Our times require precise information quickly, and travel writing unfortunately cannot be entirely accurate nor on demand. The result would be equivalent to: “8.15am: Woke up. Brushed teeth.” It is a loose form of non-fiction and fiction: It is likely, in an extreme case, to contain imaginary incidents and conversations that could have happened. These things are difficult to verify for all you have is the writer’s word. We know this and, as we do with all single sources, accept their word with a little skepticism. The instinct to not be fooled is strong in many of us, but I suspect deep down we’re wired to like good tales. That is what travel writing is, and will remain at its height. It cannot influence international events, and cannot change the course of history anymore. Once, people who brought news of foreign lands were, in all likelihood, travel writers. There is no need for them anymore. Reporters specialize, travel writers generalize. This is Paul Theroux from The Great Railway Bazaar:
The Singhalese…turned on the fan, sat on one of his crates, and began eating a stinking meal out of a piece of newspaper – the smell of his rotten onions and mildewed rice was to stay in the compartment for the remainder of the journey.A fact-checker for the New Yorker would have quite a task with this: Was he Singhalese, did he turn on the fan, was he on a crate, did it stink, were the onions rotten, was the rice mildewed, and did the smell really stay for the rest of the journey?

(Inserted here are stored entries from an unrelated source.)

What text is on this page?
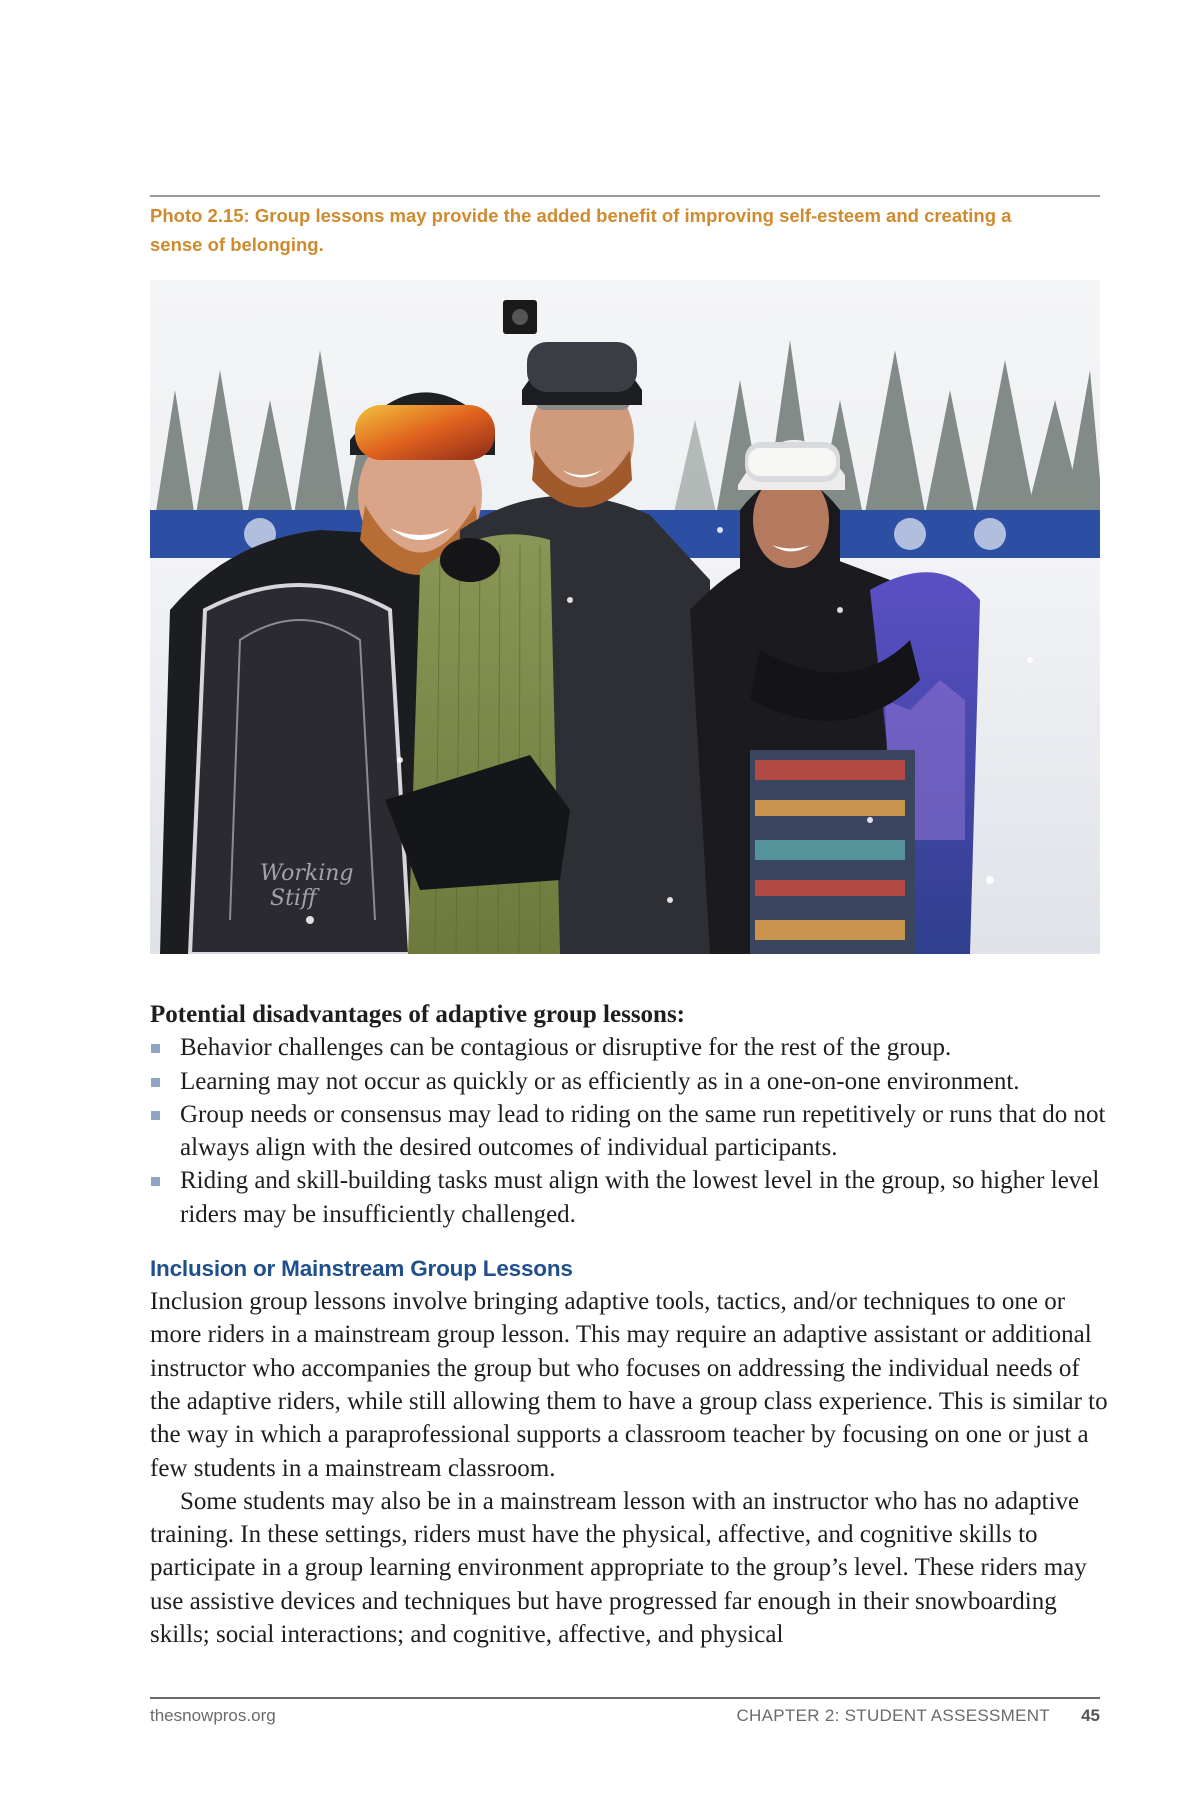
Photo 2.15: Group lessons may provide the added benefit of improving self-esteem and creating a sense of belonging.
Working
Stiff

Potential disadvantages of adaptive group lessons:

Behavior challenges can be contagious or disruptive for the rest of the group.
Learning may not occur as quickly or as efficiently as in a one-on-one environment.
Group needs or consensus may lead to riding on the same run repetitively or runs that do not always align with the desired outcomes of individual participants.
Riding and skill-building tasks must align with the lowest level in the group, so higher level riders may be insufficiently challenged.

Inclusion or Mainstream Group Lessons

Inclusion group lessons involve bringing adaptive tools, tactics, and/or techniques to one or more riders in a mainstream group lesson. This may require an adaptive assistant or additional instructor who accompanies the group but who focuses on addressing the individual needs of the adaptive riders, while still allowing them to have a group class experience. This is similar to the way in which a paraprofessional supports a classroom teacher by focusing on one or just a few students in a mainstream classroom.

Some students may also be in a mainstream lesson with an instructor who has no adaptive training. In these settings, riders must have the physical, affective, and cognitive skills to participate in a group learning environment appropriate to the group’s level. These riders may use assistive devices and techniques but have progressed far enough in their snowboarding skills; social interactions; and cognitive, affective, and physical

thesnowpros.org	CHAPTER 2: STUDENT ASSESSMENT 45
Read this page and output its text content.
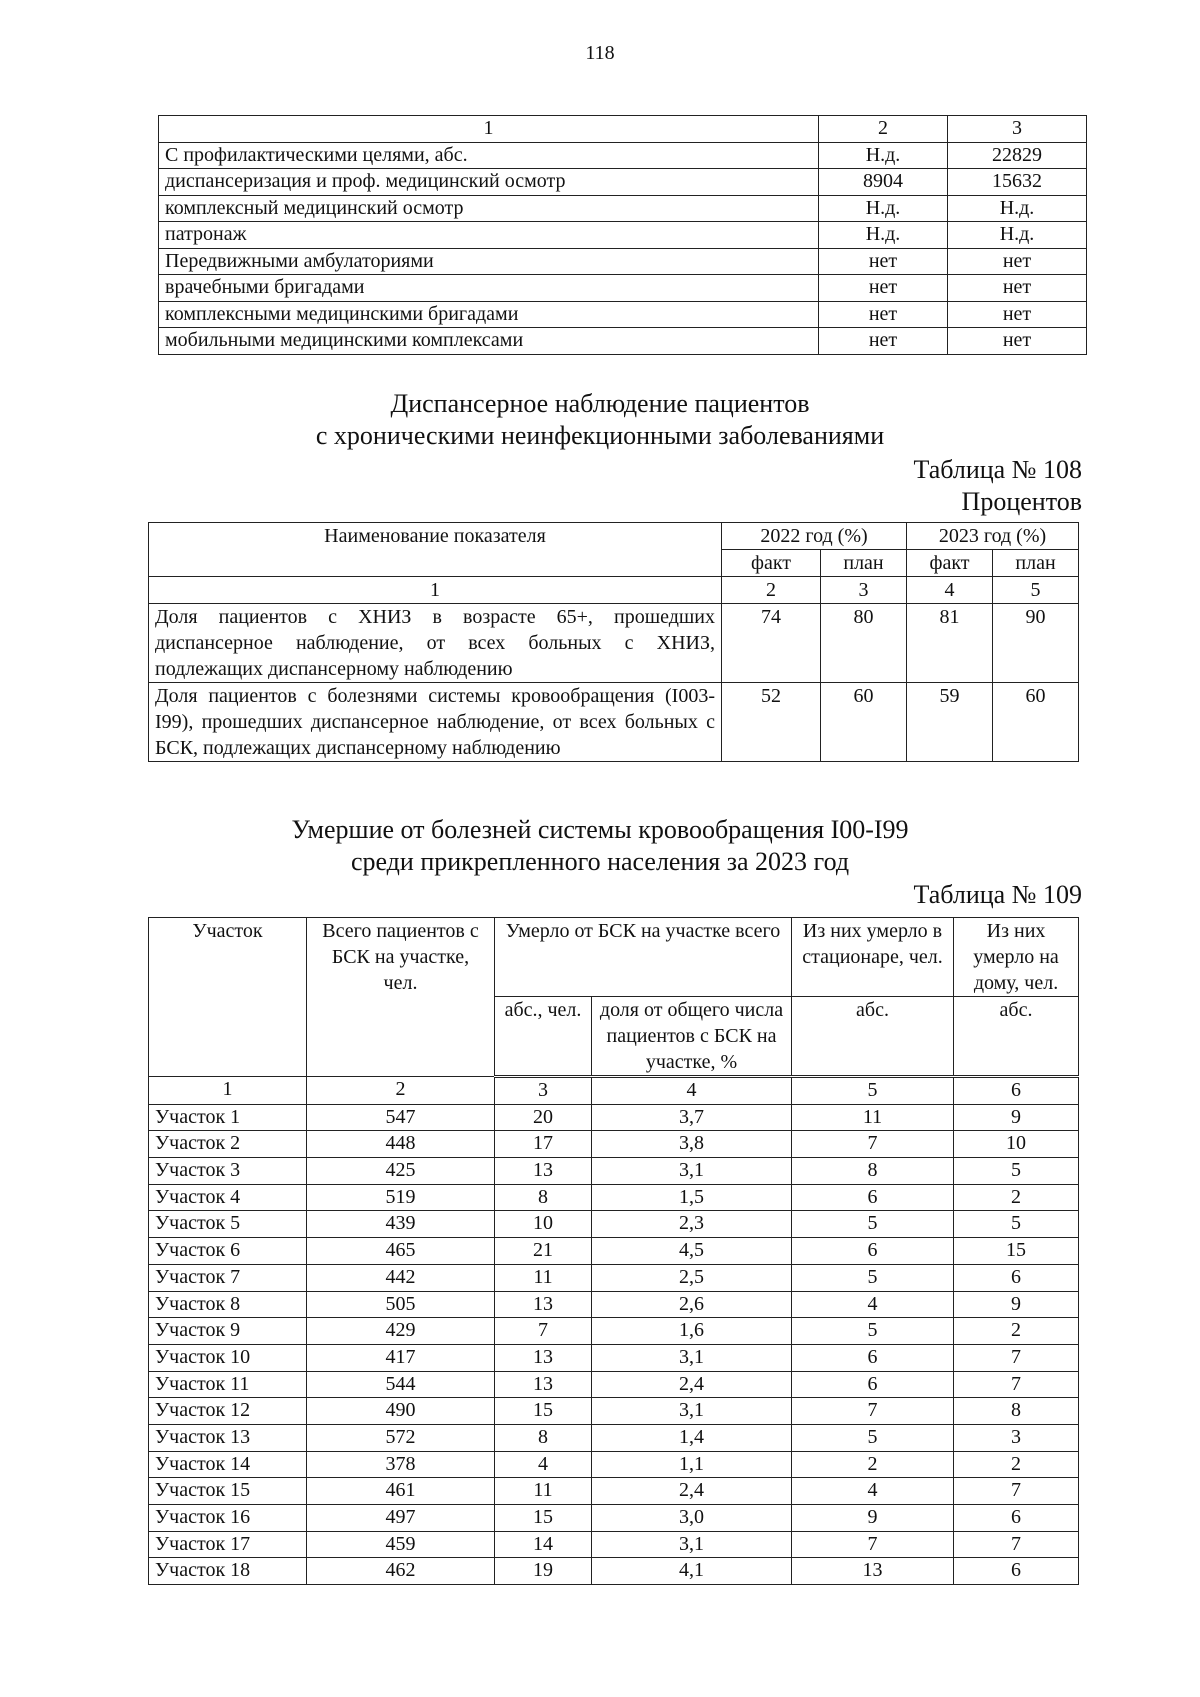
118
1	2	3
С профилактическими целями, абс.	Н.д.	22829
диспансеризация и проф. медицинский осмотр	8904	15632
комплексный медицинский осмотр	Н.д.	Н.д.
патронаж	Н.д.	Н.д.
Передвижными амбулаториями	нет	нет
врачебными бригадами	нет	нет
комплексными медицинскими бригадами	нет	нет
мобильными медицинскими комплексами	нет	нет
Диспансерное наблюдение пациентов
с хроническими неинфекционными заболеваниями
Таблица № 108
Процентов
Наименование показателя	2022 год (%)		2023 год (%)	
	факт	план	факт	план
1	2	3	4	5
Доля пациентов с ХНИЗ в возрасте 65+, прошедших диспансерное наблюдение, от всех больных с ХНИЗ, подлежащих диспансерному наблюдению	74	80	81	90
Доля пациентов с болезнями системы кровообращения (I003-I99), прошедших диспансерное наблюдение, от всех больных с БСК, подлежащих диспансерному наблюдению	52	60	59	60
Умершие от болезней системы кровообращения I00-I99
среди прикрепленного населения за 2023 год
Таблица № 109
Участок	Всего пациентов с БСК на участке, чел.	Умерло от БСК на участке всего		Из них умерло в стационаре, чел.	Из них умерло на дому, чел.
		абс., чел.	доля от общего числа пациентов с БСК на участке, %	абс.	абс.
1	2	3	4	5	6
Участок 1	547	20	3,7	11	9
Участок 2	448	17	3,8	7	10
Участок 3	425	13	3,1	8	5
Участок 4	519	8	1,5	6	2
Участок 5	439	10	2,3	5	5
Участок 6	465	21	4,5	6	15
Участок 7	442	11	2,5	5	6
Участок 8	505	13	2,6	4	9
Участок 9	429	7	1,6	5	2
Участок 10	417	13	3,1	6	7
Участок 11	544	13	2,4	6	7
Участок 12	490	15	3,1	7	8
Участок 13	572	8	1,4	5	3
Участок 14	378	4	1,1	2	2
Участок 15	461	11	2,4	4	7
Участок 16	497	15	3,0	9	6
Участок 17	459	14	3,1	7	7
Участок 18	462	19	4,1	13	6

I lived with a Korean in New York who stank up the fridge, but the smell was offensive only to me. He ate his food without fuss.
This is Camilo Jose Cela, in Journey to the Alcarria:
The girls are young, very young; but they already seem to have in their eyes that special patient sorrow that one sees in hired animals, dragged hither and yon by bad luck and evil intentions.This is precisely the kind of matter that suits travel or fiction. A journalist or historian looking for the feeling of the times will find value in the sentence.
William Dalrymple’s books contain the right kind of dialogue in the right kind of places. From an “unshaven, shambolic and friendly” tailor in In Xanadu:
“We live here under an undeclared apartheid.”The last lines of the book, featuring a Chinese communist party official:
He grunted something in Mongol. Then he translated it for us: “Bonkers,” he said. “English people, Very, very bonkers.”This is unreal. The comments are perfectly placed, the words strikingly lucid. There’s no reason to doubt Dalrymple’s conversational skills, but who can ascertain whether these things were really said to him, or whether these are recollections of broken conversations which, when remembered, the mind makes complete?
And yet there is an audience for this stuff because good travel writing takes you somewhere, as good fiction does. The truth cannot be completely sacrificed, but it can be subverted to make the story better. This is not to excuse writers who aren’t truthful. I have my doubts about a number of travel writers. But given the distance from editors, and the fact that travel is a very personal experience, it is possible to bend the truth. It’s why we don’t take travel writing seriously anymore. Our perceptions of it have changed. We don't want it to inform, just evoke. The genre has found a new place for itself.